By Marilyn Lester . . .
In a benefit for TADA! Youth Theater, the charmingly spooky musical, Mrs. McThing (Jack Urbont, composer and Michael Colby, book/lyrics), played two performances on Halloween, and it was spooktacular. Witches hats off to all concerned who assembled a superb cast to unleash this delightful work on its perfect day. Like the stage productions of A Christmas Carol or White Christmas, or the showing of films like Easter Parade, the musical Mrs. McThing deserves to be an annual Halloween event.
Mrs. McThing has a sturdy provenance. It premiered at Goodspeed Opera House in 1984, adapted by Urbont and Colby from the play of the same name by Mary Chase (author of Harvey). The play had a healthy run on Broadway in 1952, with no less than Helen Hayes in a starring role. Like its source material (by all accounts), the musical version is whimsical, clever spooky fun. Musical numbers, just short of two dozen, are tuneful and perfectly attuned to the spirit of the proceedings. Colby’s adaptation and lyrics (inspired by that master, E.Y. Harburg) were witty, wise and comic all at the same time. One highpoint was “Golden Day,” in which a trio of mobsters sing and cavort as if out of the wonderful pages of another set of masters, Gilbert and Sullivan. At the piano was musical director, Michael Lavine, a one-man orchestra who added clever “sound effects” at appropriate moments.

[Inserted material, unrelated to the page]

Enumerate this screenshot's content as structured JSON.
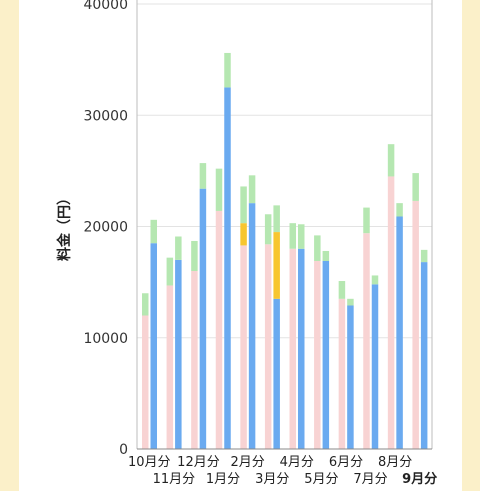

Mrs. McThing was presented at TADA Youth Theater as an advanced staged reading, with excellent production values (including projections and lighting effects). A starry cast of top-notch performers, smartly directed by Karen L. Carpenter, gave focused performances of absolute authenticity. What’s more, it was apparent they were all having a good time, making the show a fine Halloween treat for all of us fortunates in the audience.
The story is set in the late 1930s, and revolves around Mrs. Howard V. Larue III (Donna English)—the richest widow in town—who wants her 11-year-old son Howay (Parker S. Dzuba) to be like Lord Fauntleroy. Howay has other ideas and has escaped to the Shantyland Pool Hall Lunchroom to join the mob, led by Poison Eddie Schellenbach (Craig Bierko). Central to the mayhem that ensues is Mimi (Emily Isabel), the lonely, misunderstood daughter of the witch, Mrs. McThing (Leah Hocking), who longs to be “a normal American girl.” Events that are sparked by this desire include an unexpected romance, a Witches’ Sabbath of goblins and ghoulies, an antic heist and a showdown with Mrs. McThing.
A key to fully enjoying Mrs. McThing is to embrace the screwball comedy ethos of it. The characters are stock, but oh, so much fun. The bumbling mobsters, reminiscent of Guys and Dolls, play well against the haughty Mrs. Larue and those who like her who live “on the right side of the tracks.” Is this a paradigm that’s old school? Perhaps, but old school is cool and a relief from the modern tilt toward blood and gore in Halloween celebrating. The Halloween and broader supernatural tilt of Mrs. McThing is akin to the more eerie world of The Addams Family, but all in good fun and so very welcome.
What’s more, embedded in the dialog and lyrics of Mrs. McThing is a lot of social significance—timeless wisdom that transcends any genre of artistic presentation. At its root, Mrs. La Rue and Mrs. McThing are mothers who want what’s best for their children. When the musical journey ends, both have come to new realizations of what this desire truly means. Various motivations, needs and aspirations are accordingly revealed throughout. Of course, there’s a happy ending, and this is as it should be. As Mrs. McThing wraps, we’ve had a treat basket full of good, sweet fun, sprinkled with excellent advice to take with us into the “real world.”
Others who made Mrs. McThing the joyous success it proved to be were Trisha Jeffrey as Narrator/Carrie, Bart Shatto as Nelson, Michael J. Farina as Stinker, Benjamin Eakeley as Virgil and Shabazz Green as Chef (Ellsworth). Beth Siegling and Zack Krajnyak anchored roles as servants and goblins.